High crime rate: how does it affect home insurance?

Crime rates are just one of the factors that insurers consider when setting your home insurance premium.

If you live somewhere with a high crime rate, your premiums may be higher because your home will be at greater risk of burglary.

However, you can lower your home insurance premium and reduce the risk of someone breaking in by making your house more secure.

Fitting good quality locks is a good starting point. Install a five-lever mortice lock on your front door. For your patio doors, a multi-point locking system is preferred, while window locks are sometimes favoured.

Putting an alarm in can also generally reduce risk and give you peace of mind. The latest burglar alarms will contact you through your mobile phone if they’re triggered.

There are also a variety of other home security devices available to monitor both the inside and outside of your home. Such devices can include features like high-quality video recording, night vision, motion detection and two-way audio recording.

You can look at crimes in your local area using this interactive map from Police.uk.

 

Non-standard building materials: how do they affect home insurance?

Insuring homes built with non-standard materials can be more expensive and more difficult to find than houses of standard construction. With non-standard homes, risks and costs of repair are viewed as less predictable.

Non-standard homes may be less sturdy than those of standard construction. This could be because outdated materials such as asbestos have been used.

If you have a listed building with a thatched roof and timber frame, you may pay more for insurance as it’s more flammable than bricks and mortar.

Non-standard home repairs are often pricier, taking longer than standard homes. You may also have to hire a specialist tradesperson – this also tends to be the case with ongoing maintenance.

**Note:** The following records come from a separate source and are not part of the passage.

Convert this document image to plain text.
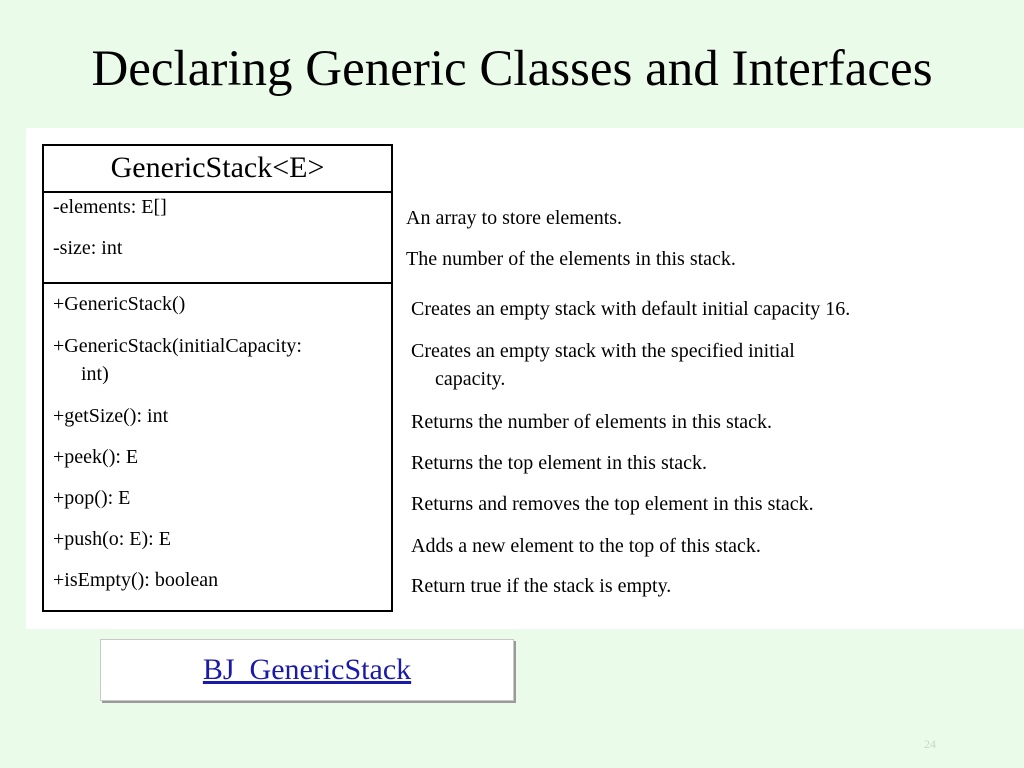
Declaring Generic Classes and Interfaces
GenericStack<E>
-elements: E[]
-size: int
+GenericStack()
+GenericStack(initialCapacity:
int)
+getSize(): int
+peek(): E
+pop(): E
+push(o: E): E
+isEmpty(): boolean
An array to store elements.
The number of the elements in this stack.
Creates an empty stack with default initial capacity 16.
Creates an empty stack with the specified initial
capacity.
Returns the number of elements in this stack.
Returns the top element in this stack.
Returns and removes the top element in this stack.
Adds a new element to the top of this stack.
Return true if the stack is empty.
BJ_GenericStack
24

As a general rule, any house that’s not made from brick or stone with tile or slate roofing will be considered non-standard.

There are in fact numerous types of non-standard homes, including:

  • Pre-fabricated houses
  • Concrete
  • Listed buildings
  • Thatched roof
  • Steel or timber-framed houses
  • Wattle and daub

Insurers will consider the structure of your home, and what materials it’s made from when deciding your premium.

Insuring a non-standard home such as a listed or heritage property is a specialist area, so you may need specialist cover, such as listed building insurance.

If you’re looking to insure a listed or heritage property, Historic England has some useful tips.